Kevin Hayden – TruthisTreason.net
Here they are – the Financial Stability Board has released a list of 29 banks that it considers global systemically important financial institutions (G-SIFISs) and thus, considered Too Big To Fail.
The initial list of G-SIFIS:
China: Bank of China
France: Banque Populaire, BNP Paribas, Crédit Agricole, Société Générale
Germany: Commerzbank, Deutsche Bank
Japan: Mitsubishi, Mizuho, Sumitomo Mitsui
Switzerland: Credit Suisse, UBS
UK: Barclays, HSBC, Lloyds, Royal Bank of Scotland
US: Bank of America, Bank of New York Mellon, Citigroup, Goldman Sachs, JP Morgan, Morgan Stanley, State Street, Wells Fargo
It should be pointed out that most of the US “Too Big to Fails” are the major share holders of the Federal Reserve system and the foreign banks are the very ones that Ben Bernanke sent hundreds of billions of dollars to in the last major “bailout.” The very bailout in which he refused to answer Congressional questions in regards to which foreign banks received American taxpayer money (but was later discovered in the partial audit co-sponsored by Ron Paul).

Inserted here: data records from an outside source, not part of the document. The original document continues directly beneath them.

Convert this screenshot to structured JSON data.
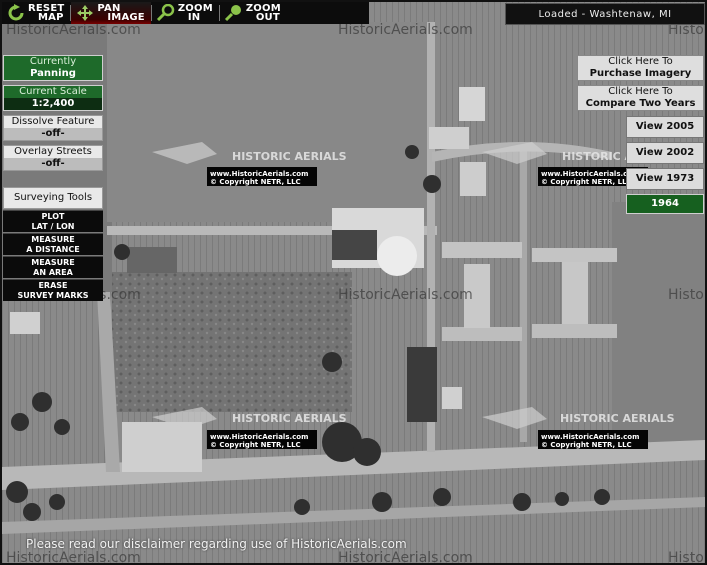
{
  "toolbar": {
    "reset": {
      "line1": "RESET",
      "line2": "MAP"
    },
    "pan": {
      "line1": "PAN",
      "line2": "IMAGE"
    },
    "zoom_in": {
      "line1": "ZOOM",
      "line2": "IN"
    },
    "zoom_out": {
      "line1": "ZOOM",
      "line2": "OUT"
    }
  },
  "status": "Loaded - Washtenaw, MI",
  "left_panel": {
    "mode": {
      "header": "Currently",
      "value": "Panning"
    },
    "scale": {
      "header": "Current Scale",
      "value": "1:2,400"
    },
    "dissolve": {
      "header": "Dissolve Feature",
      "value": "-off-"
    },
    "overlay": {
      "header": "Overlay Streets",
      "value": "-off-"
    },
    "surveying_title": "Surveying Tools",
    "tools": [
      {
        "line1": "PLOT",
        "line2": "LAT / LON"
      },
      {
        "line1": "MEASURE",
        "line2": "A DISTANCE"
      },
      {
        "line1": "MEASURE",
        "line2": "AN AREA"
      },
      {
        "line1": "ERASE",
        "line2": "SURVEY MARKS"
      }
    ]
  },
  "right_panel": {
    "purchase": {
      "line1": "Click Here To",
      "line2": "Purchase Imagery"
    },
    "compare": {
      "line1": "Click Here To",
      "line2": "Compare Two Years"
    },
    "years": [
      "View 2005",
      "View 2002",
      "View 1973"
    ],
    "current_year": "1964"
  },
  "map": {
    "watermark": "HistoricAerials.com",
    "edge_watermark": "Histo",
    "stamp_title": "HISTORIC AERIALS",
    "stamp_url": "www.HistoricAerials.com",
    "stamp_copyright": "© Copyright NETR, LLC"
  },
  "disclaimer": "Please read our disclaimer regarding use of HistoricAerials.com",
  "colors": {
    "accent_green": "#1e6a2a",
    "toolbar_bg": "#0c0c0c"
  }
}
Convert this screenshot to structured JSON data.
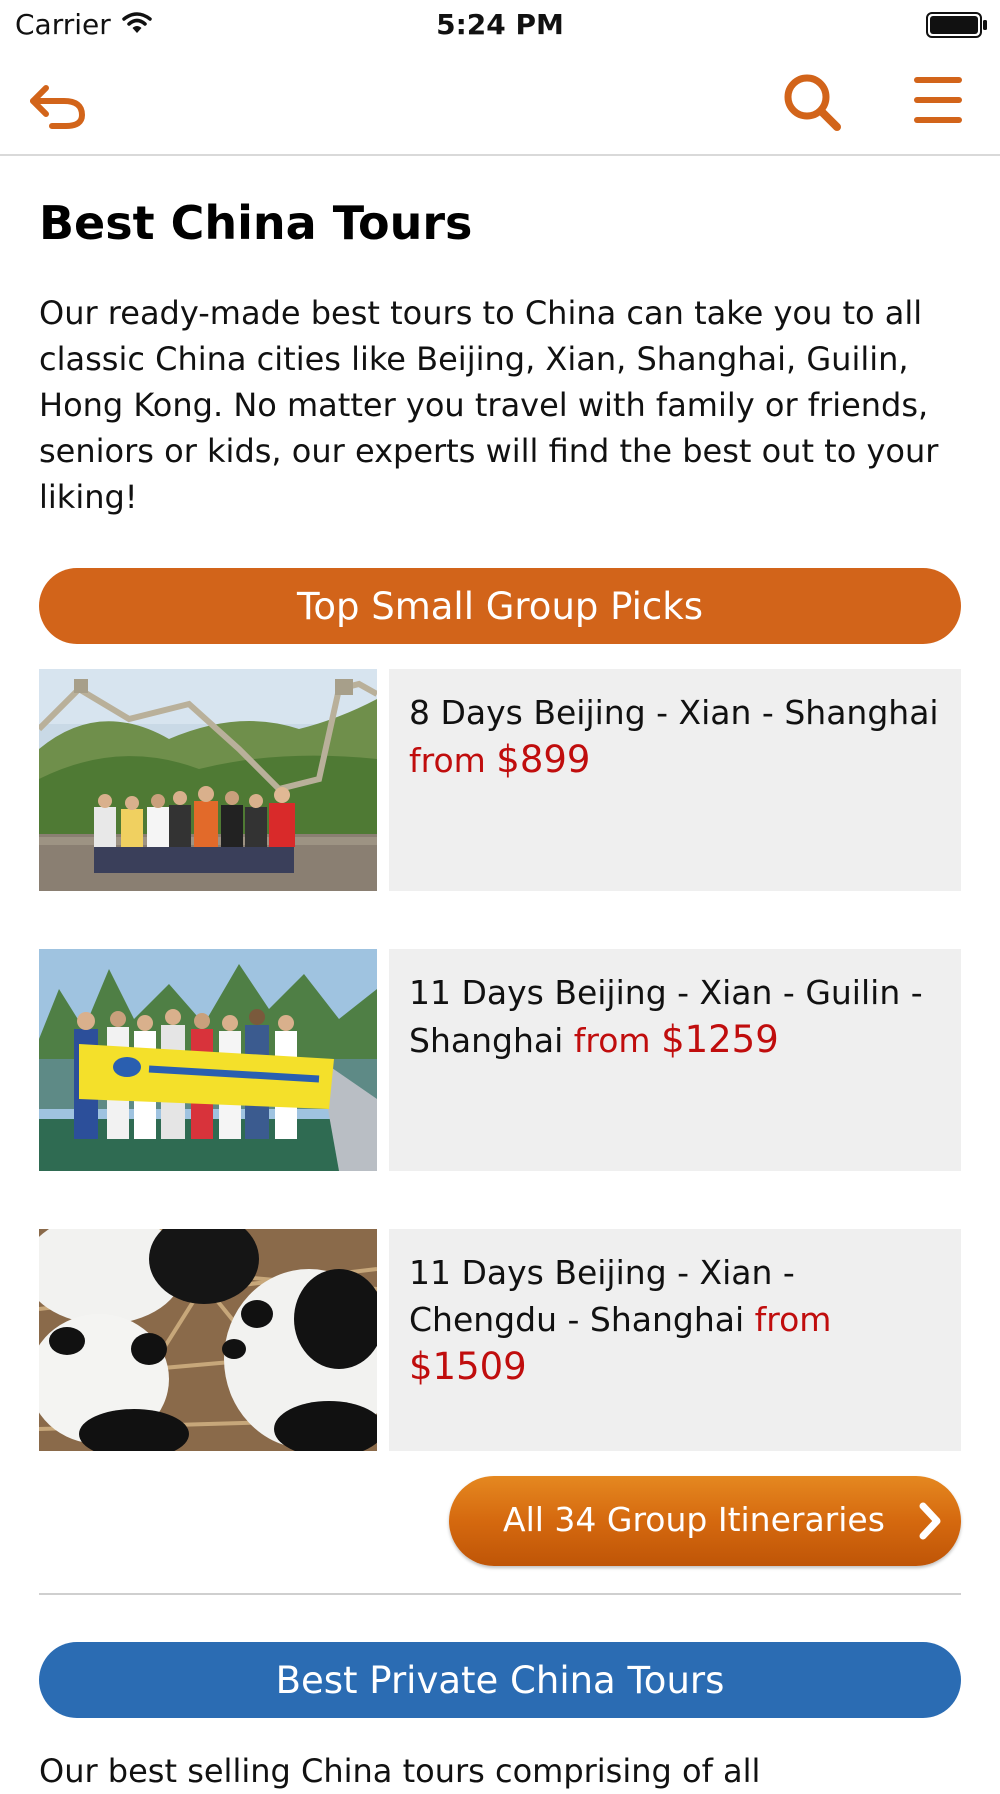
{
  "status_bar": {
    "carrier": "Carrier",
    "time": "5:24 PM"
  },
  "nav": {
    "icons": [
      "back-icon",
      "search-icon",
      "menu-icon"
    ],
    "accent": "#d2641a"
  },
  "page": {
    "title": "Best China Tours",
    "intro": "Our ready-made best tours to China can take you to all classic China cities like Beijing, Xian, Shanghai, Guilin, Hong Kong. No matter you travel with family or friends, seniors or kids, our experts will find the best out to your liking!"
  },
  "group_section": {
    "header": "Top Small Group Picks",
    "header_color": "#d2641a",
    "tours": [
      {
        "title": "8 Days Beijing - Xian - Shanghai",
        "from": "from",
        "price": "$899"
      },
      {
        "title": "11 Days Beijing - Xian - Guilin - Shanghai",
        "from": "from",
        "price": "$1259"
      },
      {
        "title": "11 Days Beijing - Xian - Chengdu - Shanghai",
        "from": "from",
        "price": "$1509"
      }
    ],
    "all_button": "All 34 Group Itineraries"
  },
  "private_section": {
    "header": "Best Private China Tours",
    "header_color": "#2b6cb3",
    "intro_partial": "Our best selling China tours comprising of all"
  },
  "colors": {
    "price": "#c00d0d",
    "card_bg": "#efefef"
  }
}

According to the FSB, Systemically Important Financial Institutions are firms whose disorderly failure, because of their size, complexity, and systemic interconnectedness, would cause significant disruption to the wider financial system and economic activity.
Bottom line: These are the banks through which the banksters operate. Of note, apologist for TBTF bailouts, Warren Buffett, holds major positions in at least three of these banks: Bank of America, Bank of New York Mellon, and Wells Fargo.